I’ve decided to switch blogging platforms from Wordpress to Hakyll, a website generation platform that can be customized using Haskell. All previous posts will remain on Wordpress site, but the site will no longer be updated.
The following two blog posts articulate some of my reasons for switching to Hakyll:
The main reason is that I want to have complete control over the content:
- I want to edit blog posts as text (markdown) files on my computer, rather than inside an editor in the browser. Firstly, it’s simpler to edit them as text files. Relying on a formatting toolbar for editing posts (lists, bold, quotes, etc.) can be frustrating: often the bulleted lists get corrupted and I have to mess with the html to fix them). In Markdown, I can do all the basic formatting very simply, without having to click something external to the text, or work directly with html.

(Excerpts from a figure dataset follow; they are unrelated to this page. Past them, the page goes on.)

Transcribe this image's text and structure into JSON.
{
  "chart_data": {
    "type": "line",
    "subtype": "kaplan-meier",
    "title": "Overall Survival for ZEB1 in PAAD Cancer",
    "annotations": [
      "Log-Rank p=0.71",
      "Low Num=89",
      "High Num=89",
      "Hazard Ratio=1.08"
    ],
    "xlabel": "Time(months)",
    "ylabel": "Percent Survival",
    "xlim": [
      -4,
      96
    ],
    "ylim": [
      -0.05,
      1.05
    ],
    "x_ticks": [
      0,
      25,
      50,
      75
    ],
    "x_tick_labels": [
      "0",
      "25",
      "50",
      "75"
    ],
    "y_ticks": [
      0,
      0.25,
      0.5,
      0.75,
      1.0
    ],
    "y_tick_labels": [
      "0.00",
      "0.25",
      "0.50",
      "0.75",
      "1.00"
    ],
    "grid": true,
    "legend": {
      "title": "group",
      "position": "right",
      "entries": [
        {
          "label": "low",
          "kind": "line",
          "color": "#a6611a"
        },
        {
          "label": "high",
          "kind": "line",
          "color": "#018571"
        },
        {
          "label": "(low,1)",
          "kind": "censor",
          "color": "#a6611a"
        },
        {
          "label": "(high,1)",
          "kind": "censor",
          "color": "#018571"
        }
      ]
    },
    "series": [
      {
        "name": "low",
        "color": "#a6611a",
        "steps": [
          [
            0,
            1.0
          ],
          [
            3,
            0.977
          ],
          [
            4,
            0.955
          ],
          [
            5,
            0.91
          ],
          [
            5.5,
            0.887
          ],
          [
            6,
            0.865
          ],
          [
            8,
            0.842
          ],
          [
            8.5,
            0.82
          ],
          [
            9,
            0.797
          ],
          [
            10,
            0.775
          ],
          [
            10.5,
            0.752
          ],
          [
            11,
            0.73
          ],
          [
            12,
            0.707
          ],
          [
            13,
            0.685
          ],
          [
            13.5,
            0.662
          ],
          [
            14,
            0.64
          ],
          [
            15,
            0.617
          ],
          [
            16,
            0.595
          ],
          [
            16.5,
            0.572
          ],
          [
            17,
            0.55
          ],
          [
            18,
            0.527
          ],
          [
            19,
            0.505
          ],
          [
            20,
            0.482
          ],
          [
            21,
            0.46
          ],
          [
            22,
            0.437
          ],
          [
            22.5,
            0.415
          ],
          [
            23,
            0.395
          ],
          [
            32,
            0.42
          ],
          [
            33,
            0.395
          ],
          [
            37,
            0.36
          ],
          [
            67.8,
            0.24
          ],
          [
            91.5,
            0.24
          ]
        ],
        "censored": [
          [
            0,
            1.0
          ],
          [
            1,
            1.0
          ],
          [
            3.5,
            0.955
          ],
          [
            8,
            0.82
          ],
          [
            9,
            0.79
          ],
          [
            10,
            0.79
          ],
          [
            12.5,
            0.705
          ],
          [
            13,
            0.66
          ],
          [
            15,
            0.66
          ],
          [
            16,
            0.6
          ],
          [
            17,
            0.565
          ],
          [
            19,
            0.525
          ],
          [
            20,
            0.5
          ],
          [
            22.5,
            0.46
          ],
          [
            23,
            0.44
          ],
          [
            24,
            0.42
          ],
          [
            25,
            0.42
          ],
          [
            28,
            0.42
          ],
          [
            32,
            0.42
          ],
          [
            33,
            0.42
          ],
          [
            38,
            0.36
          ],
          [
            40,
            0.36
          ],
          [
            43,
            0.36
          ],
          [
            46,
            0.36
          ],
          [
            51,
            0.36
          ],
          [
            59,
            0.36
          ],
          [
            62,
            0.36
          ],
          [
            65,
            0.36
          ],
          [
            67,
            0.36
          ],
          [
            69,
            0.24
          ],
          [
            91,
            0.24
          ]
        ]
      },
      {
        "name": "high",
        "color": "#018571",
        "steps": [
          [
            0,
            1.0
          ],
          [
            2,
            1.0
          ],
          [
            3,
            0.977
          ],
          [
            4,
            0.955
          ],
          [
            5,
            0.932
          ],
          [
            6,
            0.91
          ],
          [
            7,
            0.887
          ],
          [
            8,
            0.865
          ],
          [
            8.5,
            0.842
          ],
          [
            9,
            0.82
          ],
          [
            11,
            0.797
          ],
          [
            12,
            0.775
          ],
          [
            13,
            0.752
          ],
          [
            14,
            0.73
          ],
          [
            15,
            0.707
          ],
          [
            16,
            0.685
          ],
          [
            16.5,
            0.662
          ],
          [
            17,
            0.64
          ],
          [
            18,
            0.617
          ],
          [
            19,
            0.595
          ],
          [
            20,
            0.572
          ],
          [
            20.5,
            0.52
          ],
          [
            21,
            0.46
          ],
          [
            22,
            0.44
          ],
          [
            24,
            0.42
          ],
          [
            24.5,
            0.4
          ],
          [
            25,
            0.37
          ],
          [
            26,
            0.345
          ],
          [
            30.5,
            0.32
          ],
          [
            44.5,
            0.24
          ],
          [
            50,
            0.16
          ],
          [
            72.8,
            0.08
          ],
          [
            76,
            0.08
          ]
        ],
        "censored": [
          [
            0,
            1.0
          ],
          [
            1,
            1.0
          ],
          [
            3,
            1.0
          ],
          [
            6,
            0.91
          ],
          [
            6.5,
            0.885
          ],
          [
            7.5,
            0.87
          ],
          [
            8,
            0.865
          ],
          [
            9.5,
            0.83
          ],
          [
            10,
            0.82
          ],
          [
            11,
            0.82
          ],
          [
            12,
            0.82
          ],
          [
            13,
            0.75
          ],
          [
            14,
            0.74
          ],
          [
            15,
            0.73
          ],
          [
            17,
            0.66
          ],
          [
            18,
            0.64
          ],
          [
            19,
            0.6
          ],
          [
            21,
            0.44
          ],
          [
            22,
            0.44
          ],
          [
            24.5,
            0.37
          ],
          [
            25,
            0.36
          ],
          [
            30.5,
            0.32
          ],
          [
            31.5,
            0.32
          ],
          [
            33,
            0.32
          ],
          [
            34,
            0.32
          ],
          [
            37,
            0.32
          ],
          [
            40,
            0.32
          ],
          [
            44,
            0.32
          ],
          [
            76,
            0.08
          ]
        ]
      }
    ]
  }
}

- Having blog posts as simple files means it is easy to import and export material that I write, or convert it to a different format as I wish. I can organize blog posts as I do my own file system. See Gwern, especially the quote by Julian Assange, on why a simple format, good organization, and control over content help writing survive.

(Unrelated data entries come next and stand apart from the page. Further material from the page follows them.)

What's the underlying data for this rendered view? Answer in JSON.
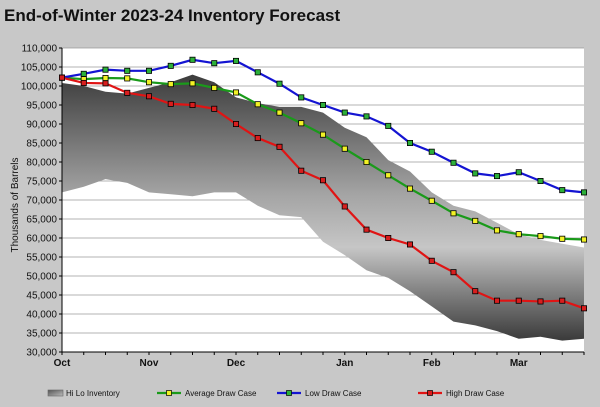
{
  "title": "End-of-Winter 2023-24 Inventory Forecast",
  "chart_data": {
    "type": "line",
    "title": "End-of-Winter 2023-24 Inventory Forecast",
    "xlabel": "",
    "ylabel": "Thousands of Barrels",
    "ylim": [
      30000,
      110000
    ],
    "ytick_step": 5000,
    "ytick_labels": [
      "30,000",
      "35,000",
      "40,000",
      "45,000",
      "50,000",
      "55,000",
      "60,000",
      "65,000",
      "70,000",
      "75,000",
      "80,000",
      "85,000",
      "90,000",
      "95,000",
      "100,000",
      "105,000",
      "110,000"
    ],
    "x_tick_labels": [
      "Oct",
      "Nov",
      "Dec",
      "Jan",
      "Feb",
      "Mar"
    ],
    "x_tick_index": [
      0,
      4,
      8,
      13,
      17,
      21
    ],
    "x_count": 25,
    "hi_lo": {
      "name": "Hi Lo Inventory",
      "high": [
        100800,
        100000,
        98500,
        98000,
        99500,
        101000,
        103000,
        101000,
        97000,
        95500,
        94500,
        94500,
        93000,
        89000,
        86500,
        80500,
        77500,
        72000,
        68500,
        67000,
        64000,
        61000,
        59500,
        58500,
        57500
      ],
      "low": [
        72000,
        73500,
        75500,
        74500,
        72000,
        71500,
        71000,
        72000,
        72000,
        68500,
        66000,
        65500,
        59000,
        55500,
        51500,
        49500,
        46000,
        42000,
        38000,
        37000,
        35500,
        33500,
        34000,
        33000,
        33500
      ]
    },
    "series": [
      {
        "name": "Average Draw Case",
        "color": "#1a9a1a",
        "marker": "#f2f226",
        "values": [
          102200,
          101800,
          102100,
          102000,
          101000,
          100500,
          100700,
          99500,
          98300,
          95200,
          93000,
          90200,
          87200,
          83500,
          80000,
          76500,
          73000,
          69800,
          66500,
          64500,
          62000,
          61000,
          60500,
          59800,
          59600
        ]
      },
      {
        "name": "Low Draw Case",
        "color": "#1414d2",
        "marker": "#2cb03a",
        "values": [
          102200,
          103200,
          104300,
          104000,
          104000,
          105300,
          106900,
          106000,
          106600,
          103600,
          100600,
          97000,
          95000,
          93000,
          92000,
          89500,
          85000,
          82700,
          79800,
          77000,
          76300,
          77300,
          75000,
          72600,
          72000
        ]
      },
      {
        "name": "High Draw Case",
        "color": "#e01414",
        "marker": "#d81e1e",
        "values": [
          102200,
          100800,
          100700,
          98200,
          97300,
          95300,
          95000,
          94000,
          90000,
          86300,
          84000,
          77700,
          75200,
          68300,
          62200,
          60000,
          58300,
          54000,
          51000,
          46000,
          43500,
          43500,
          43300,
          43500,
          41500
        ]
      }
    ],
    "legend_position": "bottom",
    "grid": true
  }
}
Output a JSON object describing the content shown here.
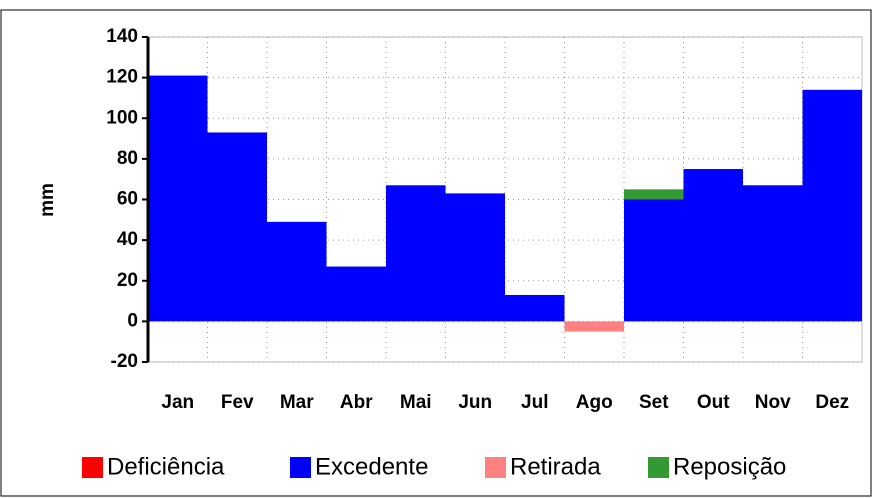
{
  "chart_data": {
    "type": "bar",
    "stacked": true,
    "y_label": "mm",
    "categories": [
      "Jan",
      "Fev",
      "Mar",
      "Abr",
      "Mai",
      "Jun",
      "Jul",
      "Ago",
      "Set",
      "Out",
      "Nov",
      "Dez"
    ],
    "series": [
      {
        "name": "Deficiência",
        "color": "#ff0000",
        "values": [
          0,
          0,
          0,
          0,
          0,
          0,
          0,
          0,
          0,
          0,
          0,
          0
        ]
      },
      {
        "name": "Excedente",
        "color": "#0000ff",
        "values": [
          121,
          93,
          49,
          27,
          67,
          63,
          13,
          0,
          60,
          75,
          67,
          114
        ]
      },
      {
        "name": "Retirada",
        "color": "#ff8080",
        "values": [
          0,
          0,
          0,
          0,
          0,
          0,
          0,
          -5,
          0,
          0,
          0,
          0
        ]
      },
      {
        "name": "Reposição",
        "color": "#339933",
        "values": [
          0,
          0,
          0,
          0,
          0,
          0,
          0,
          0,
          5,
          0,
          0,
          0
        ]
      }
    ],
    "ylim": [
      -20,
      140
    ],
    "yticks": [
      -20,
      0,
      20,
      40,
      60,
      80,
      100,
      120,
      140
    ],
    "grid": true,
    "legend": "bottom"
  }
}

- I have complete control in the sense that I can create arbitrary scripts to turn the text files into published posts. For example, I can add footnotes, enable latex macros, enable comments, and automatically build a hierarchical sitemap of all posts. I can make arbitrary macros for common patterns (ex. links to wikipedia pages) if I wanted to. Moreover, I can write the scripts in Haskell!
- There are many beautiful blogs and websites written in Haskell, for example, Chris Olah’s blog and Gwern’s site. Much of the design on this blog is copied from Chris Olah’s blog and oinkina.
I plan to write a post on how I set up this blog. In the meantime I’m still working on setting up some features and improving the design. Any comments on the site (or bug reports, or pointers) are welcome.
I’m currently using TiddlyWiki for my website. Right now I have mixed feelings about TiddlyWiki - it’s a easy-to-update wiki with many great features, but doesn’t offer the simplicity and control that a Hakyll site does. I may change it in the future, but for time being I’ll keep it as it is.